This misconfiguration has now been fix
After ordering an item off of Amazon, we saw that the tracking was using a company Bonshaw Delivery Network.
The page is just a generic order detail and tracking information. They added a picture as the proof of delivery. The picture is serve using an S3 bucket (https://bni-dist-app-delivery-img-prod.s3.amazonaws.com/).
By going directly to the url, we can see the whole list of every item in the bucket. So if you pick any of them you can actually see any proof of delivery.

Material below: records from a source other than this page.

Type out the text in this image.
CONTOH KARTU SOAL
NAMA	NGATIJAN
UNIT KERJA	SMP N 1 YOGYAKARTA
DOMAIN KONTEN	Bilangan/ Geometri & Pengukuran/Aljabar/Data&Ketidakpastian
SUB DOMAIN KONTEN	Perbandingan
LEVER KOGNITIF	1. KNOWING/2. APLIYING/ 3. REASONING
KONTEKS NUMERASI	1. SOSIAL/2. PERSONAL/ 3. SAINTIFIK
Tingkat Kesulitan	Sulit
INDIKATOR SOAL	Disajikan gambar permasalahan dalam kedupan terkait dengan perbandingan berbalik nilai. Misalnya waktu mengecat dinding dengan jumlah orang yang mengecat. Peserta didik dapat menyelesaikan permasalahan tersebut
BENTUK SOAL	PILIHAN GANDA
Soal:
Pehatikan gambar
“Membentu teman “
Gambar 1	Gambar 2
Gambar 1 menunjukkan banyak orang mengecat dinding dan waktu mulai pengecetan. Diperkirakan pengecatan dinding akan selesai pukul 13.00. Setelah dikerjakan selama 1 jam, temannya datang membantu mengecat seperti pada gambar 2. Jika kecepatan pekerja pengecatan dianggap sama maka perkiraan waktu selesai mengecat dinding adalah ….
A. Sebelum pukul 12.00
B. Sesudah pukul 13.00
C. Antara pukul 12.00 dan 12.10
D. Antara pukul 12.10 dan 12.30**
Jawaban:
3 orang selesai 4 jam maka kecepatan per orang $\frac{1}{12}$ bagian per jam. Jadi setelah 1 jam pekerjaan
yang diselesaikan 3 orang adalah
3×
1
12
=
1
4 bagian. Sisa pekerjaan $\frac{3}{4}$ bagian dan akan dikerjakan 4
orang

Listing https://bni-dist-app-delivery-img-prod.s3.amazonaws.com/
Example image https://bni-dist-app-delivery-img-prod.s3.amazonaws.com/CAP3883801170336949504_out.jpg
So we can see from the url that it's prod what happen if change it to dev.
We get another unsecured S3 bucket. There not a lot of image but the developper seems to like Cherry Coke Zero a lot.
Listing https://bni-dist-app-delivery-img-dev.s3.amazonaws.com/
Example image https://bni-dist-app-delivery-img-dev.s3.amazonaws.com/JPEG_20201208_111323_8059241219165990536.jpg
Please just remove the listing on a public S3 bucket. This would make it a lot harder to find the correct url for each image.